PILLS PRODUCED ON 3-D PRINTERS “could radically transform the notion … about what a pharmacy is,” bioethicist Jim Ruble said on last week’s broadcast of Science Friday on National Public Radio. The Food and Drug Administration this summer approved the first 3-D-printed pill, SPRITAM, an epilepsy drug produced by Aprecia Pharmaceuticals. It’s another step “in the digital transformation of the pharmacy and health care,” Ruble, an associate professor in the University of Utah’s College of Pharmacy, told Science Friday host Ira Flatow. The process allows more of the active drug to be placed in a tablet and also enables it to be better absorbed by the patient. It could cut down on the number of dosages a patient must take each day, which could improve adherence — and thereby health outcomes. However, Ruble noted, it does raise tricky questions. Who bears the cost of making the technology broadly available? Is there the possibility of incorrect use if, for instance, people were able to print medications at home or in other nonhealth care settings? What about problems that vex other types of IT, such as hacking? As exceptionally promising as the concept is, he said, society needs to establish values and rules for proper use.
QUIT CALLING IT ALTERNATIVE MEDICINE; it’s either medicine or it’s not, argues Aaron E. Carroll in Tuesday’s New York Times. What’s the criteria? A treatment that’s been studied, tested and proven effective — whether it’s chemotherapy, acupuncture, aspirin or meditation — is medicine, contends Carroll, a professor of pediatrics at Indiana University School of Medicine. If the only argument is that something is more “natural,” or it has been used for a long time or by many people in other cultures, it should not be called medicine — alternative or otherwise, he says. The science matters.
HEALTH CARE IS GETTING UBERIZED and traditional providers better beware. The Wall Street Journal Tuesday reported about companies like Heal in California, Pager in New York City, RetraceHealth in Minneapolis and MedZed in Atlanta, which people can call for nonemergency care, like flu shots or stitching up cuts. The companies will send clinicians to the home or wherever the patient may be. Mobile medical technology lets the clinicians carry portable blood analyzers, handheld ultrasounds and other equipment with them. The appeal is obvious. For instance, as the WSJ’s Melinda Beck reports, Heal “promises to ‘get a doctor to your sofa in under an hour’ for $99.” The services carry malpractice insurance, Beck writes, “but say overall low overhead keeps prices down.” At this summer’s Health Forum–American Hospital Association Leadership Summit, some hospital leaders sounded off on how their field should hurry up and get with this new Uberized world. Read Marty Stempniak’s report in H&HN Daily.

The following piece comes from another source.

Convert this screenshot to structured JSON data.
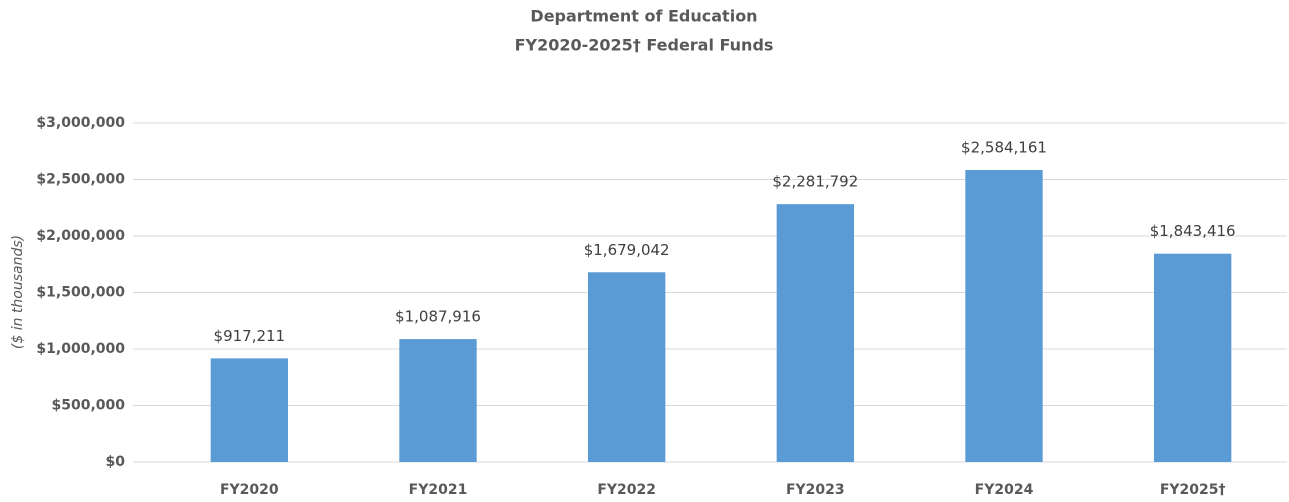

THE INTERSECTION OF HEALTH CARE AND RELIGIOUS FAITH were the basis of two interesting pieces this week. New Yorker writer Amanda Schaffer described how the ban by Jehovah’s Witnesses on blood transfusions has led dozens of hospitals to develop “bloodless medicine” programs that are now gaining traction within the broader health care community. The American Medical Association says transfusions are one of the most overused therapies. Donated blood, Schaffer notes, “comes with risks for all patients, including the potential for immune reactions and infections.” Moreover, clinical trials have shown no worse outcomes for a broad range of conditions when restrictive transfusion practices were used. Bloodless medicine does require meticulous surgical practices and a “myriad of small precautions and coordinated, blood-saving techniques that begin well in advance of surgery."
THEN IN “CONFESSIONS OF A RELIGIOUS DOCTOR,” Chiduzie Madubata, M.D., offers a very personal and thoughtful essay on the tensions between his faith and his practice of medicine. The tensions were most pronounced during medical school when “the science would indicate one way to think about things, and my faith seemingly indicated another way to think about things, and at times, these would come into conflict.” How does he deal with such conflict? Read Madubata’s essay in KevinMD.com.
SPEAKING OF DRUGS, (OK, that was a couple of items up from here) Kaiser Health News’ Lisa Gillespie reported Wednesday that more than half of the nation’s large employers in 2016 plan to tighten control over their workers’ use of specialty drugs, which are climbing by double digits every year. More companies will direct employees to specialty pharmacies if they need certain drugs and will require them to get prior authorization before buying those drugs under the employer’s health plan. Gillespie reports that the moves are being made in anticipation of the Accountable Care Act’s so-called Cadillac Tax, slated to go into effect in 2018. If drug costs in those plans exceed limits set by the government, employers could face a 40 percent tax on the overage.